In a one-component developer using magnetic metal particles as a colorant, since the specific gravity of the toner can definitely be increased in a fusing kneading pulverization method, which is a dry process, the coloring function and the charging function can be suitably controlled. Further, stable charging property and coloring property can be manifested at the same time, the system for controlling the toner concentration in the electrophotographic process can be simplified, and an extremely useful toner can be obtained. However, since the controllability of a structure such as a core/shell structure of a toner is deteriorated, there is a problem in fluidity, and it is difficult to obtain a precise image.
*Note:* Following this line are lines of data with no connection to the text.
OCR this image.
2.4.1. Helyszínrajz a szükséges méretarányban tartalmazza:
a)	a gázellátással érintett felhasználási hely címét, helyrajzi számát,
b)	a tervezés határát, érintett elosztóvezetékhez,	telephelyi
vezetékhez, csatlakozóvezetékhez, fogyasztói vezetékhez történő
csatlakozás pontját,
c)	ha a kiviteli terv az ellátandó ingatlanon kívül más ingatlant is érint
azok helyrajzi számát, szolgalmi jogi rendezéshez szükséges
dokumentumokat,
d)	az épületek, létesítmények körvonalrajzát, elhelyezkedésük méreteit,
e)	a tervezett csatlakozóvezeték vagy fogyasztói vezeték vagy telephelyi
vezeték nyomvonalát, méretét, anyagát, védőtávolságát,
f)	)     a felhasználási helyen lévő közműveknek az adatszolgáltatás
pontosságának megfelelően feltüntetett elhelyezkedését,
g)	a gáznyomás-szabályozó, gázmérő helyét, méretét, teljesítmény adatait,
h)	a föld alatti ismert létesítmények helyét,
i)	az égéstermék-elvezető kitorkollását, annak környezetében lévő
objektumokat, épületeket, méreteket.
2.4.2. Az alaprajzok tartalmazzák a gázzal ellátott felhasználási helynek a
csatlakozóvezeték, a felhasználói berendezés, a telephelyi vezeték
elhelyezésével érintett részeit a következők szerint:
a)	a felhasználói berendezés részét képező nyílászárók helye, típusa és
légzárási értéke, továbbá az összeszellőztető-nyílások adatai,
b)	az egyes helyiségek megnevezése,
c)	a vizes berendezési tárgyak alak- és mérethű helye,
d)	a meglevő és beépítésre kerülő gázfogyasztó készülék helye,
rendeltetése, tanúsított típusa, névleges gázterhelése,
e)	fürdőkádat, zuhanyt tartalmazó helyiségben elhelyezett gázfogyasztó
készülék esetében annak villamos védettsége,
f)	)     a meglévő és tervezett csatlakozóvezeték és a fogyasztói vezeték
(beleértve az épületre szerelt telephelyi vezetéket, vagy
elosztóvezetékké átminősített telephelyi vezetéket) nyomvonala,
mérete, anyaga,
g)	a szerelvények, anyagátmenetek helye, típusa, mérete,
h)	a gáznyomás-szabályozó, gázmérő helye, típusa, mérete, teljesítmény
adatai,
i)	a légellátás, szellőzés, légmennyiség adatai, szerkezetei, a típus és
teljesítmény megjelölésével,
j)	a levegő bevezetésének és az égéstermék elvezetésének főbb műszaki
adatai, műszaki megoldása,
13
In order to solve these problems, new toners and processes are provided, such as an emulsion aggregation and coalescent method (heterogeneous aggregating method), a suspension polymerization method, a solubility suspension granulation method, and a solubility emulsion aggregating coalescent method which are wet processes. However, since these wet processes produce toner particles in an acidic or alkaline aqueous solution, when the fine magnetic metal particles are dispersed in these solution, the surface property of the magnetic material itself is greatly changed by oxidation or reduction and, under acidic conditions, the surface of the magnetic material oxidizes, the color changes to a reddish-brown color and, under the alkaline conditions, iron hydroxide particles are produced, and a change in the magnetism occurs and, therefore, the charging property of the toner is suppressed
In addition, under the acidic conditions, a dissolved magnetic particle ions are present in an aqueous solution and, in emulsion aggregation and coalescent methods, since the ion balance in an aggregation system breaks down, it becomes difficult to control the aggregation rate; in a suspension polymerization system, since polymerization is suppressed, it is particularly difficult to control the particle diameter. Further, in a solubility suspension granulation method and a solubility emulsion aggregating coalescent method, it is difficult to obtain particle stability upon granulation or emulsification.
A method of improving these problems has been proposed where the solubility of magnetic metal particles to acid and alkali is decreased in advance, as a means of solving these problems. Problems of manufacturability and color of the toner are certainly improved by these measures.
However, in energy-saving fixing systems of recent years and improved productivity of increased printing speeds, as described above, it is difficult to avoid the lowering of the fusing properties, that is, the bending resistance of the fixed image.